Desperezar en lo oscuro puede ahorcar con la memoria, Recoger los hilos de una huella tibia es jugar a morir entre las sábanas, Atravezar los bardales incrustados bajo el pecho), trepidante de anhelos y besos perdidos, y sólo dejarse caer de aquellas alturas, es volver a ser niño para amar como suicida.
Un espectro perfumado de sombra resto de tu sexo hágrafo y mudo crepita dentro de mi cuerpo: canción de un eco ausente afanarse de aire extraviada dichosa por ser carne ceniza o viento de tu nombre.
La cadena se soltó desmoronándose sobre la tierra; sangró el oeste bajo la estupefacta mirada del Ciudadano.
Yerré por la casa. Se fagocitaron silencios en tuétanos del aire, cada punto de mi alientose entrelazó hacia el espacio, los astros parpadeaban rutilando junto a mi pecho o bajaban el cielo hasta mis ojos, la carne se tragaba mi esqueleto desde siempre –los yermos del acero fueron bien pensados.
Yerré por la casa. Encontré las manos de Dios en la Censura; no pude más que imaginar su rostro: era como todas las víboras del desierto apareándose bajo mi pecho, y acaso nuestras manos tendidas hacia el cielo simulaban cada pequeño grano de arena ¡Locura insana! ¡Monstruo en nuestra piel plena! ¡Cómo arrancarte del aire si soy sólo una muerte viajera!

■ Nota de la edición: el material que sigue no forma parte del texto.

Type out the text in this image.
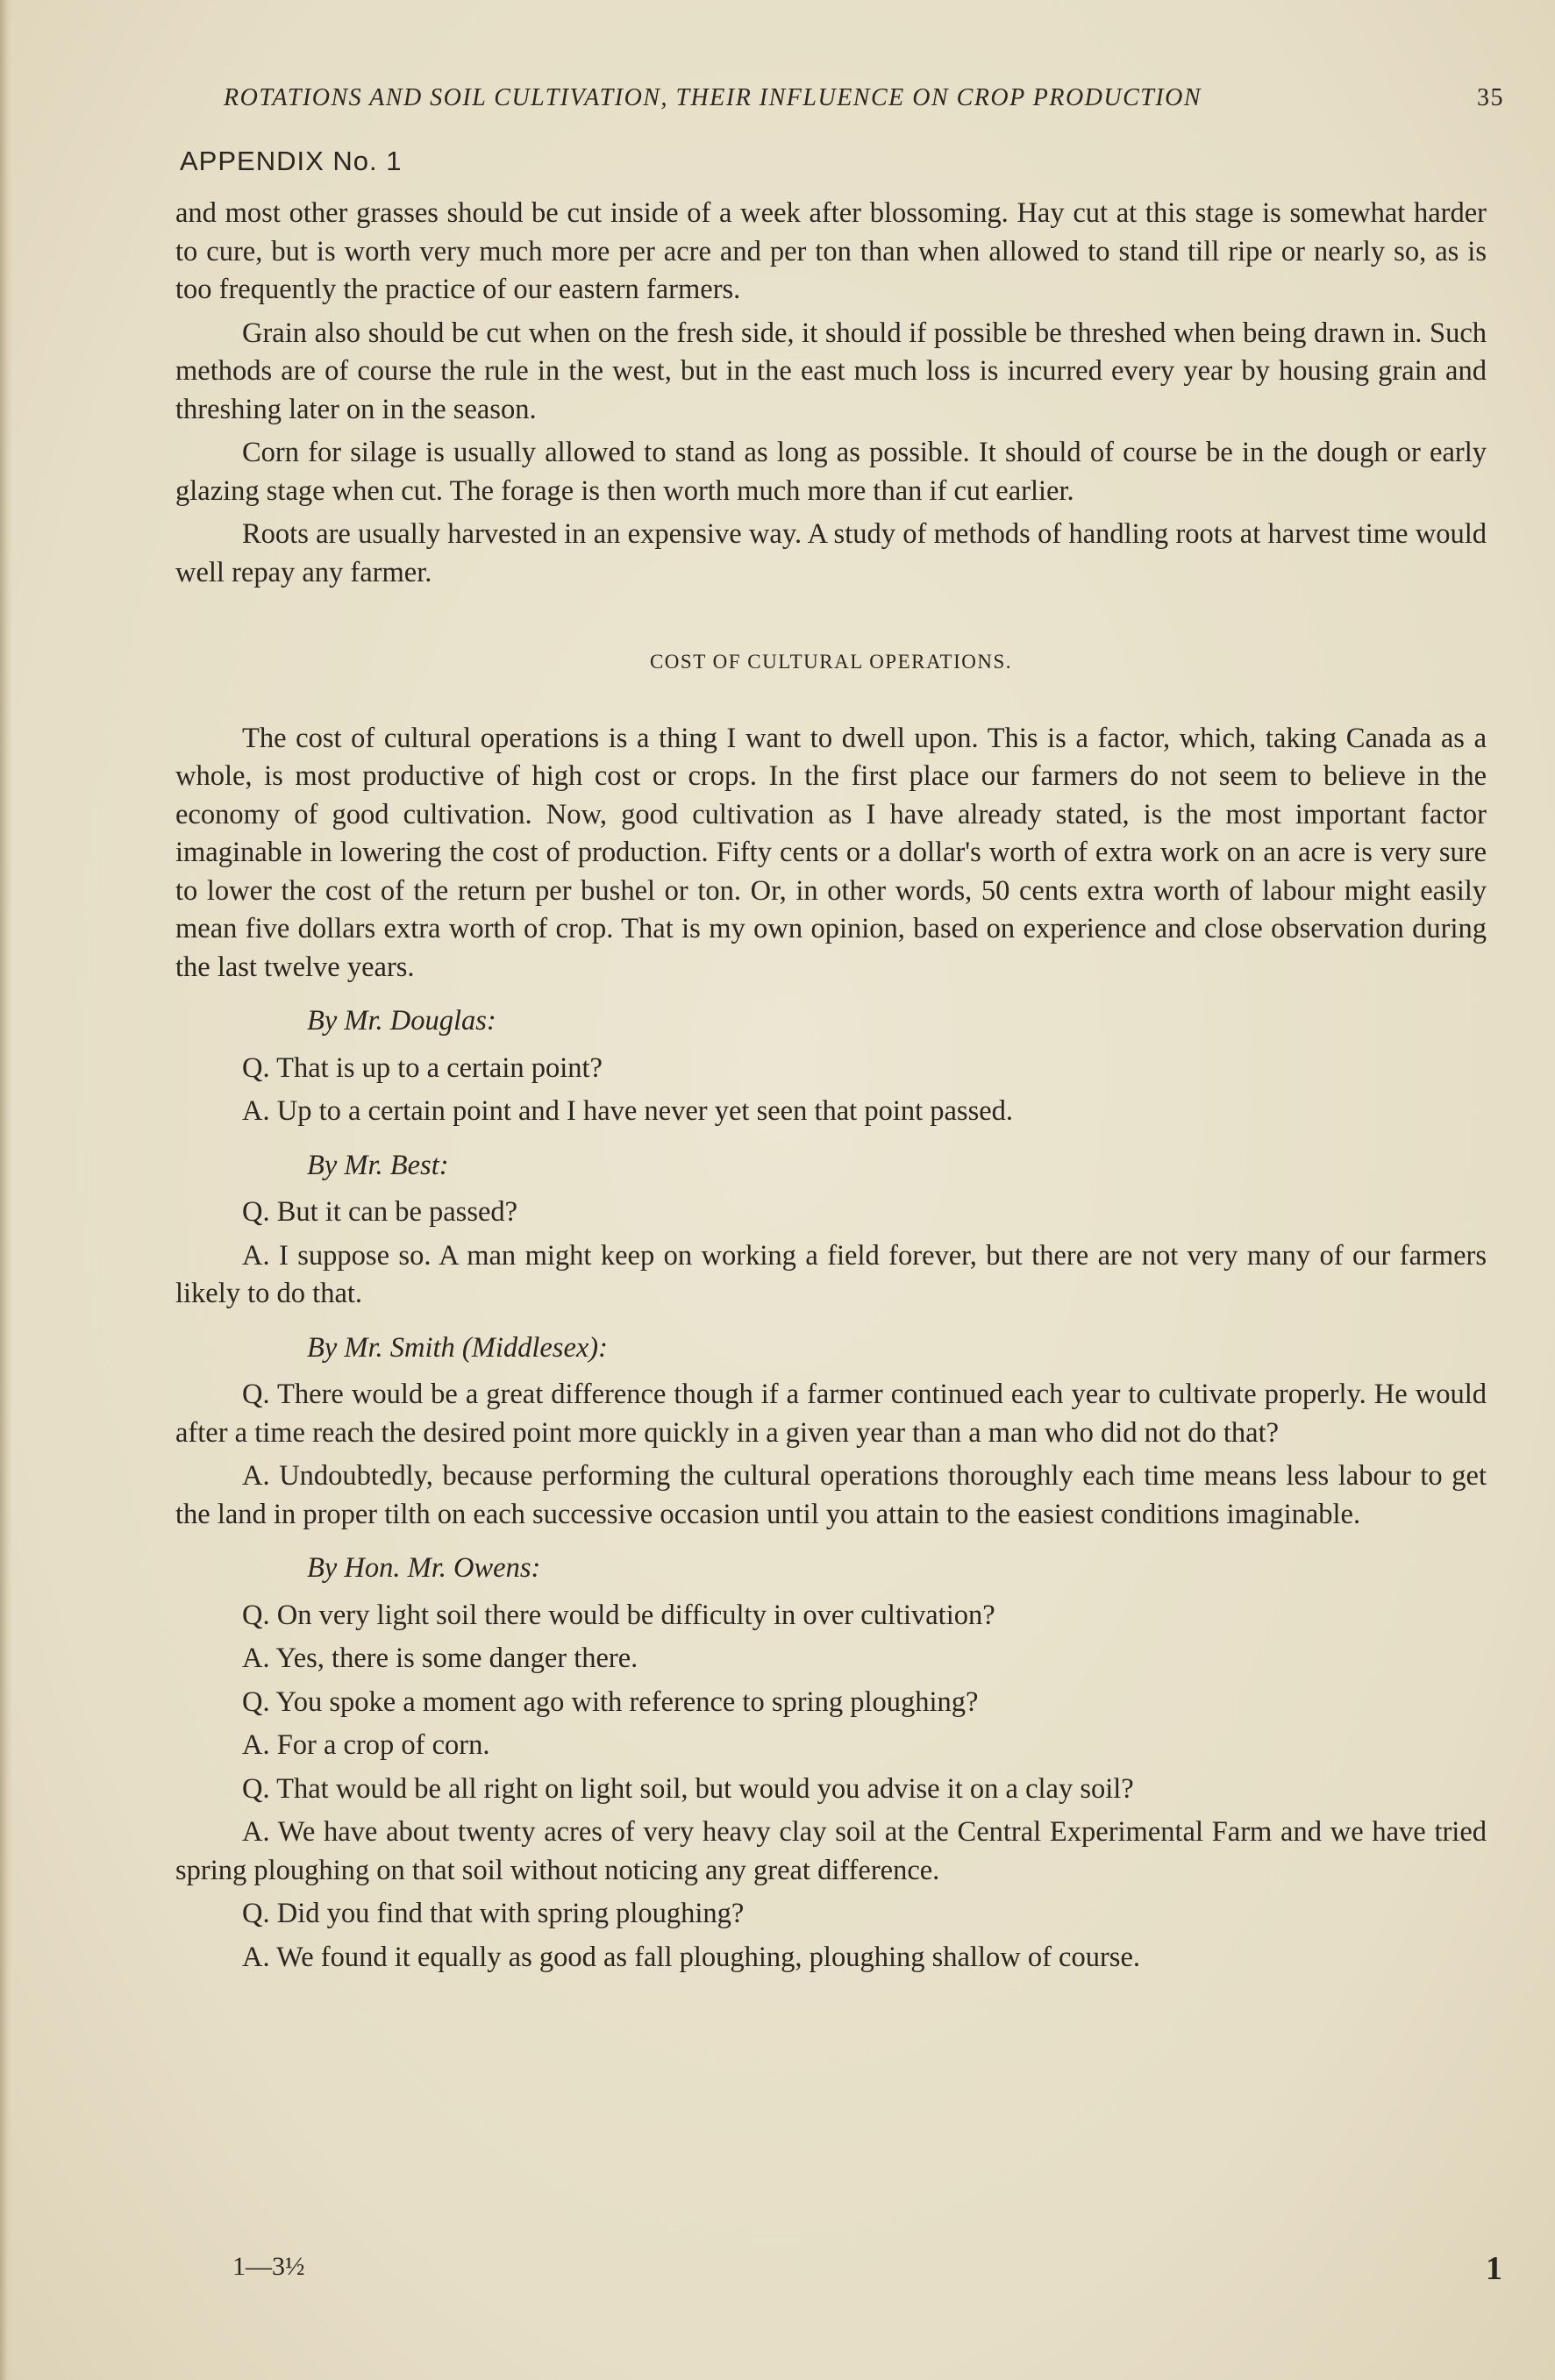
ROTATIONS AND SOIL CULTIVATION, THEIR INFLUENCE ON CROP PRODUCTION	35
APPENDIX No. 1

and most other grasses should be cut inside of a week after blossoming. Hay cut at this stage is somewhat harder to cure, but is worth very much more per acre and per ton than when allowed to stand till ripe or nearly so, as is too frequently the practice of our eastern farmers.

Grain also should be cut when on the fresh side, it should if possible be threshed when being drawn in. Such methods are of course the rule in the west, but in the east much loss is incurred every year by housing grain and threshing later on in the season.

Corn for silage is usually allowed to stand as long as possible. It should of course be in the dough or early glazing stage when cut. The forage is then worth much more than if cut earlier.

Roots are usually harvested in an expensive way. A study of methods of handling roots at harvest time would well repay any farmer.

COST OF CULTURAL OPERATIONS.

The cost of cultural operations is a thing I want to dwell upon. This is a factor, which, taking Canada as a whole, is most productive of high cost or crops. In the first place our farmers do not seem to believe in the economy of good cultivation. Now, good cultivation as I have already stated, is the most important factor imaginable in lowering the cost of production. Fifty cents or a dollar's worth of extra work on an acre is very sure to lower the cost of the return per bushel or ton. Or, in other words, 50 cents extra worth of labour might easily mean five dollars extra worth of crop. That is my own opinion, based on experience and close observation during the last twelve years.

By Mr. Douglas:

Q. That is up to a certain point?

A. Up to a certain point and I have never yet seen that point passed.

By Mr. Best:

Q. But it can be passed?

A. I suppose so. A man might keep on working a field forever, but there are not very many of our farmers likely to do that.

By Mr. Smith (Middlesex):

Q. There would be a great difference though if a farmer continued each year to cultivate properly. He would after a time reach the desired point more quickly in a given year than a man who did not do that?

A. Undoubtedly, because performing the cultural operations thoroughly each time means less labour to get the land in proper tilth on each successive occasion until you attain to the easiest conditions imaginable.

By Hon. Mr. Owens:

Q. On very light soil there would be difficulty in over cultivation?

A. Yes, there is some danger there.

Q. You spoke a moment ago with reference to spring ploughing?

A. For a crop of corn.

Q. That would be all right on light soil, but would you advise it on a clay soil?

A. We have about twenty acres of very heavy clay soil at the Central Experimental Farm and we have tried spring ploughing on that soil without noticing any great difference.

Q. Did you find that with spring ploughing?

A. We found it equally as good as fall ploughing, ploughing shallow of course.

1—3½	1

Yerré por casa. Los techos eran más bajos, las paredes más angostas y los corredores más largos. Yerré. La fotografía familiar crepitó de rabia, mis ropas ardían dentro del closet mientras en la pira bullía el llanto de las brujas -un inca descubre la pólvora.
Finalmente, el estilo cambia porque el corazón late de mil modos diferentes.
Pincharon el mar por abajo. Ahora todo,¡todo!, el infante, el sonido, el color, el grito, la deshora, la máquina, ¡todo!, todo es abducido por su propia sinrazón, todo se marchita en una combustión de formas bastardas desapareciendo en bocas imaginarias, todo se traga por abismos irreales en una implosión de vientos; y en la nada misma, todo se procesa, se filtra y se reencuentra en un hilo de granito semistransparente que traduce en una línea viperina una extensión de sí: un bals espiralado y un saltito que marca el final “?”. La figura vibra en espasmos bajo mi vista mofándose de mi insignificancia, y yo, se lo permito porque la considero perfecta (y estúpida), porque para mí, Dios no es un titán de barbas blancas, y porque el panteísmo es cosa que aún no logro entender.
La tierra que me ha visto nacer deberá de anegarse en copiosa sangre a mis espaldas; en barcos o refucilos “yo falo” hube penetrado el tieso himen de la hondura. Trasnoche de silicio, yerro bajo el abrazo de la luna que ahora se enreda a mi cuerpo, ahora se desploma estrepitosa entre mis pasos. Desde la densa penumbra, que confunde calles con cruces y tumbas, ojo de la noche, un viejo de barba rala mira con dientes afilados - La pupila del unicornio es por doquier traída al tiempo- dice, y el estertor desu voz se pierde entre la música de aquelarres que viaja viajando desde las orillas del acero, y a la rata celebra, van celebrando.
El gemido del húmedo adoquinado exhala una cortina de vapor plateado que se mece en el bajo horizonte y luego asciende reptando hacia el espacio. Por las tangentes y oscuras veredas: tempranas calaveras en argentropismo. Los árboles se yerguen súbitamente enredándose al éter; sus inmensurables figuras ardientes llevan los volcanes del centro de la tierra en su cornisas. La rosa, china y hambreada, despereza en silencio. Las anémicas parras de la uva negra, que anidan a los dioses en su seno, rumorean lascivas del beso de la niebla espesa. La alquimia de otrar, supina y amorfa, convida al deleite en la esfera.
¡Oh mi luna, mi luna llena de último sátiro! Soy la mitad un hombre pero acaso todo el llanto, ¡Oh noche, luna, noche! ¿Qué más que andar errando? ¿Qué más que la letra errada? El poema es el cántaro donde derramo mi sed, más la poesía no es sino un vasto mar de hiel,púrpuras mareas de lluvia ajenjanda.